Group members participating in the central discussion of The Task (image courtesy True/False Film Festival)
Artist Leigh Ledare creates images that seem aware of the viewer, a meta version of portraits whose eyes are drawn to appear to follow you. In his new film The Task, his subjects are not only aware of their participation in an art project, but openly speak about it. And the entire documentary consists of them sitting in a room together, talking. Scenes open and close abruptly in the middle of conversations, a suggestion of endlessness which encourages the audience to continue discussing the things the characters do. As a result, the viewer becomes an unwitting, even unwilling extension of the work. The movie is a tesseract made of mirrors, implicating and absorbing all who see it, erasing the boundaries between viewer, artist, and subject.
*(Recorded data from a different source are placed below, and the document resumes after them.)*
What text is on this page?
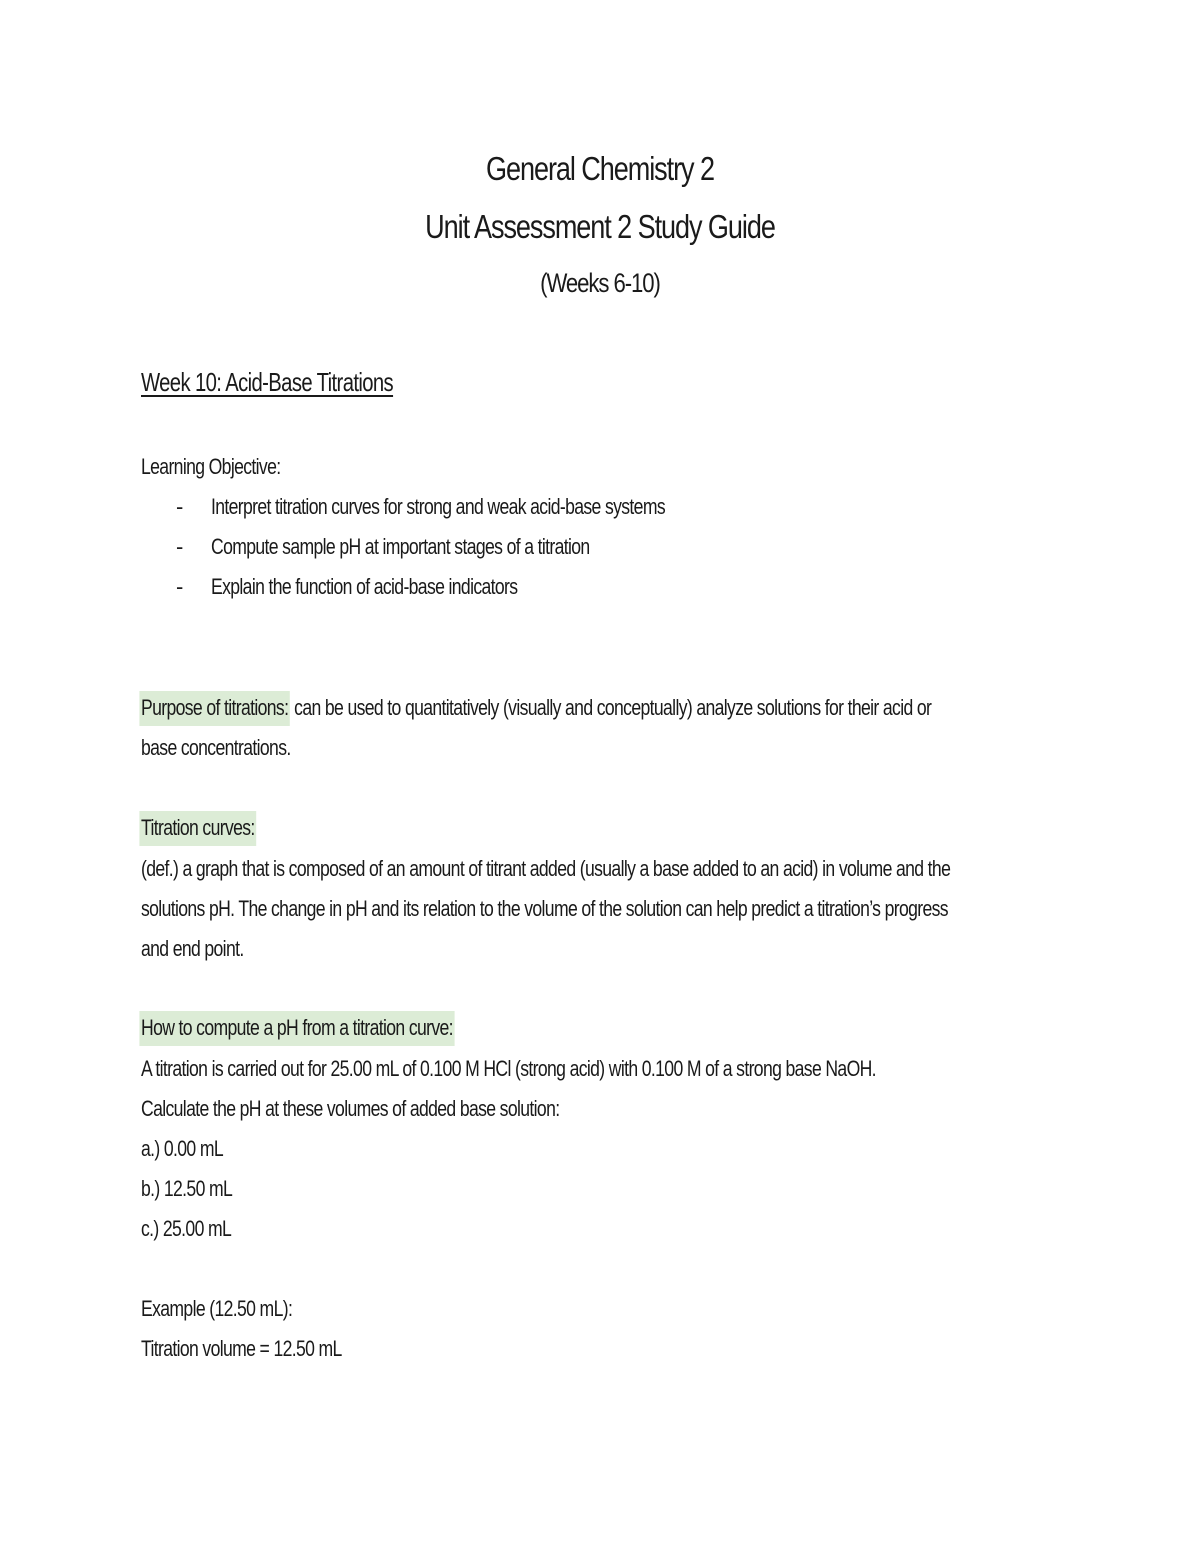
General Chemistry 2
Unit Assessment 2 Study Guide
(Weeks 6-10)
Week 10: Acid-Base Titrations
Learning Objective:
- Interpret titration curves for strong and weak acid-base systems
- Compute sample pH at important stages of a titration
- Explain the function of acid-base indicators
Purpose of titrations: can be used to quantitatively (visually and conceptually) analyze solutions for their acid or
base concentrations.
Titration curves:
(def.) a graph that is composed of an amount of titrant added (usually a base added to an acid) in volume and the
solutions pH. The change in pH and its relation to the volume of the solution can help predict a titration’s progress
and end point.
How to compute a pH from a titration curve:
A titration is carried out for 25.00 mL of 0.100 M HCl (strong acid) with 0.100 M of a strong base NaOH.
Calculate the pH at these volumes of added base solution:
a.) 0.00 mL
b.) 12.50 mL
c.) 25.00 mL
Example (12.50 mL):
Titration volume = 12.50 mL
The Task was originally the centerpiece of The Plot, Ledare’s multimedia exhibition about modern social relations which ran at the Art Institute of Chicago in late 2017. It was presented at the True/False Film Festival and will presumably run in theaters stripped of any context provided by the original installation. There is no explanation of what is going on — not even of what the titular “task” is, precisely. For two hours, a group of around 40 people engage in an uninterrupted conversation. They do not build to any point or come to any solid agreement on any topic. They repeatedly bring to the fore questions about how their personal identities — in terms of gender, age, race, profession, sexuality, etc. — shape their perceptions of the situation and one another. Gradually, it becomes clear that the discussion is not directed by any objective, but rather that the discussion itself is the objective. The group members are subsumed in pure dialectic.
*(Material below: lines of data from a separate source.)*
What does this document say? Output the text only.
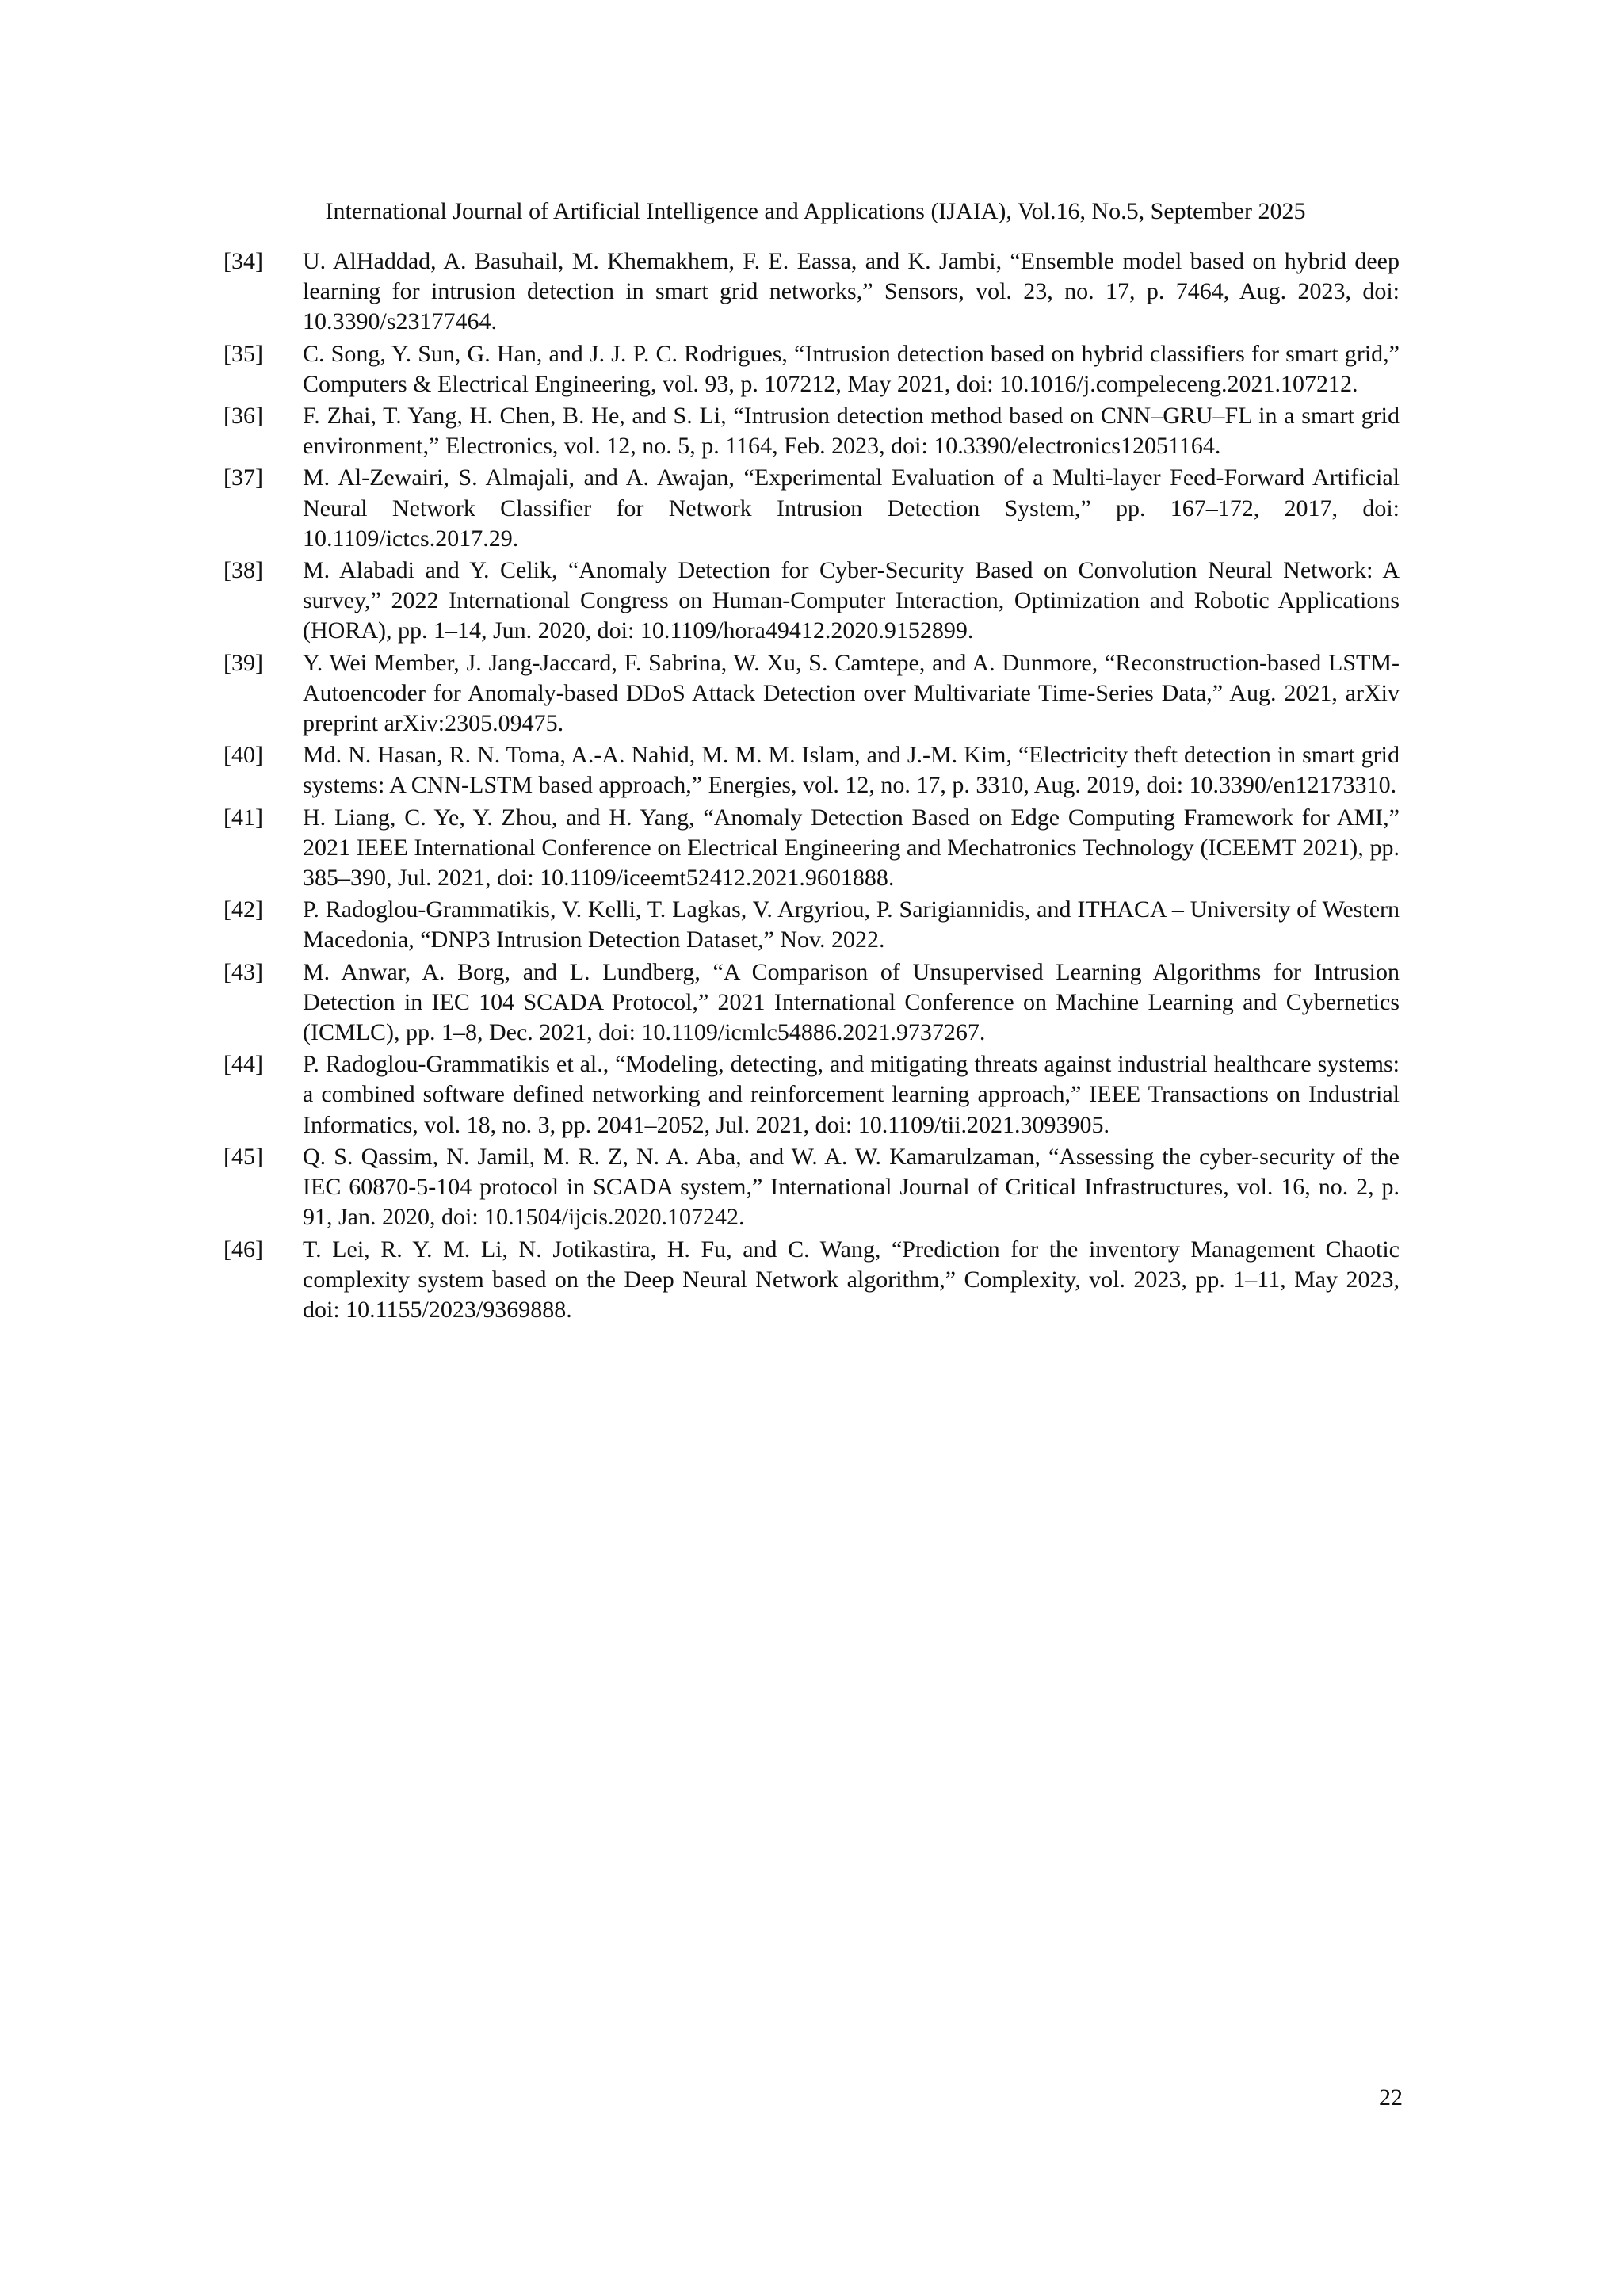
International Journal of Artificial Intelligence and Applications (IJAIA), Vol.16, No.5, September 2025
[34]	U. AlHaddad, A. Basuhail, M. Khemakhem, F. E. Eassa, and K. Jambi, “Ensemble model based on hybrid deep learning for intrusion detection in smart grid networks,” Sensors, vol. 23, no. 17, p. 7464, Aug. 2023, doi: 10.3390/s23177464.
[35]	C. Song, Y. Sun, G. Han, and J. J. P. C. Rodrigues, “Intrusion detection based on hybrid classifiers for smart grid,” Computers & Electrical Engineering, vol. 93, p. 107212, May 2021, doi: 10.1016/j.compeleceng.2021.107212.
[36]	F. Zhai, T. Yang, H. Chen, B. He, and S. Li, “Intrusion detection method based on CNN–GRU–FL in a smart grid environment,” Electronics, vol. 12, no. 5, p. 1164, Feb. 2023, doi: 10.3390/electronics12051164.
[37]	M. Al-Zewairi, S. Almajali, and A. Awajan, “Experimental Evaluation of a Multi-layer Feed-Forward Artificial Neural Network Classifier for Network Intrusion Detection System,” pp. 167–172, 2017, doi: 10.1109/ictcs.2017.29.
[38]	M. Alabadi and Y. Celik, “Anomaly Detection for Cyber-Security Based on Convolution Neural Network: A survey,” 2022 International Congress on Human-Computer Interaction, Optimization and Robotic Applications (HORA), pp. 1–14, Jun. 2020, doi: 10.1109/hora49412.2020.9152899.
[39]	Y. Wei Member, J. Jang-Jaccard, F. Sabrina, W. Xu, S. Camtepe, and A. Dunmore, “Reconstruction-based LSTM-Autoencoder for Anomaly-based DDoS Attack Detection over Multivariate Time-Series Data,” Aug. 2021, arXiv preprint arXiv:2305.09475.
[40]	Md. N. Hasan, R. N. Toma, A.-A. Nahid, M. M. M. Islam, and J.-M. Kim, “Electricity theft detection in smart grid systems: A CNN-LSTM based approach,” Energies, vol. 12, no. 17, p. 3310, Aug. 2019, doi: 10.3390/en12173310.
[41]	H. Liang, C. Ye, Y. Zhou, and H. Yang, “Anomaly Detection Based on Edge Computing Framework for AMI,” 2021 IEEE International Conference on Electrical Engineering and Mechatronics Technology (ICEEMT 2021), pp. 385–390, Jul. 2021, doi: 10.1109/iceemt52412.2021.9601888.
[42]	P. Radoglou-Grammatikis, V. Kelli, T. Lagkas, V. Argyriou, P. Sarigiannidis, and ITHACA – University of Western Macedonia, “DNP3 Intrusion Detection Dataset,” Nov. 2022.
[43]	M. Anwar, A. Borg, and L. Lundberg, “A Comparison of Unsupervised Learning Algorithms for Intrusion Detection in IEC 104 SCADA Protocol,” 2021 International Conference on Machine Learning and Cybernetics (ICMLC), pp. 1–8, Dec. 2021, doi: 10.1109/icmlc54886.2021.9737267.
[44]	P. Radoglou-Grammatikis et al., “Modeling, detecting, and mitigating threats against industrial healthcare systems: a combined software defined networking and reinforcement learning approach,” IEEE Transactions on Industrial Informatics, vol. 18, no. 3, pp. 2041–2052, Jul. 2021, doi: 10.1109/tii.2021.3093905.
[45]	Q. S. Qassim, N. Jamil, M. R. Z, N. A. Aba, and W. A. W. Kamarulzaman, “Assessing the cyber-security of the IEC 60870-5-104 protocol in SCADA system,” International Journal of Critical Infrastructures, vol. 16, no. 2, p. 91, Jan. 2020, doi: 10.1504/ijcis.2020.107242.
[46]	T. Lei, R. Y. M. Li, N. Jotikastira, H. Fu, and C. Wang, “Prediction for the inventory Management Chaotic complexity system based on the Deep Neural Network algorithm,” Complexity, vol. 2023, pp. 1–11, May 2023, doi: 10.1155/2023/9369888.
22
(image courtesy True/False Film Festival)
But bereft of a goal (if they were given one, it seems they’ve long since forgotten it), the exchanges revert to a circular pattern. The group members seem to have already covered the points they make in the film before; we’re only seeing them go through these ideas for who knows what time. After all, the film opens on their third day meeting together. There are vague references to people who have left the group, and some of the members present are trained facilitators rather than civilians, but it’s difficult to ascertain who is who. Outside research reveals that the setup is structured around the Tavistock model of group therapy, wherein participants help one another analyze themselves. (Ledare and his collaborators selected a group representing a broad range of ages and races.) But there is no self-actualization to be seen. Everyone is speaking across one another’s points, wanting to make their own statements in lieu of truly grappling with what anyone else says. It is a stark reminder of how, if pushed to open up intellectually, the average person can be maddeningly inarticulate. But why isn’t the method working?
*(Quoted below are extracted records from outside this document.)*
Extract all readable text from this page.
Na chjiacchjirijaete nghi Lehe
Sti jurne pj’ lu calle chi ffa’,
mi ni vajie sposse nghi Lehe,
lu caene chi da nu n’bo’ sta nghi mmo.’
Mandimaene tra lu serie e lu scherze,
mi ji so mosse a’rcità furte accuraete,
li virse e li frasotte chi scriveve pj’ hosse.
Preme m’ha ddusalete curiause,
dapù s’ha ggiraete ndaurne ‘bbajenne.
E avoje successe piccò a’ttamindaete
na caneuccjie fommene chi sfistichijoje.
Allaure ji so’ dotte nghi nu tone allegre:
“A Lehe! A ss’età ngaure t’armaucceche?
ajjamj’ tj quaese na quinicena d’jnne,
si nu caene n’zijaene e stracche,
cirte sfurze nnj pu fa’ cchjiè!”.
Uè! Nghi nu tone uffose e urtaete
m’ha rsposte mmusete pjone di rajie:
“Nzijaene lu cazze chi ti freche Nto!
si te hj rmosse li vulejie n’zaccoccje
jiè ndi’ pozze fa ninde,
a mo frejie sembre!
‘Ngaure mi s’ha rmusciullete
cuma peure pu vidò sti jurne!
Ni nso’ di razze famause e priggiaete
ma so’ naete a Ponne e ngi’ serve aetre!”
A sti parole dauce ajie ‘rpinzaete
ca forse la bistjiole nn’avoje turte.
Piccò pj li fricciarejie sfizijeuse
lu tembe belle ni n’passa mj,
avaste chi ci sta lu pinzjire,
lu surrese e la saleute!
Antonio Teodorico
(image courtesy True/False Film Festival)
The movie is not without form. While the cross-talk can seem sometimes purgatorial, there is a definite narrative shaped by the participants’ growing awareness of Ledare’s film crew in the room with them. Once they’ve finally exhausted all prospects of coming to an understanding through dialogue, they awaken to the possibility that the presence of the cameras may be ruining their attempts at communication by turning them into performers. It is here that the point clicks. What The Task presents to the viewer is not a debate that can be settled but a portrait of societal discourse at large, whether you consider it in terms of conversations across social media, the news, politics, or everyday life.
Once the group is openly hostile to the crew, Ledare lights the fuse on the powder keg by leaving his observer position and directly stepping into the circle of chairs. If there is a revelation in this experience for the participants, it is found here, when the “rules” of the game are openly broken and they can no longer make sense of the watcher-doer relationship. Many of them get up and leave. The viewer may not be so fortunate. Try to get on Facebook after seeing this film and feel confident in just how much sense you’re really making to anyone else.
The Task by Leigh Ledare screened at the True/False Film Festival (Columbia, Missouri) March 2–4.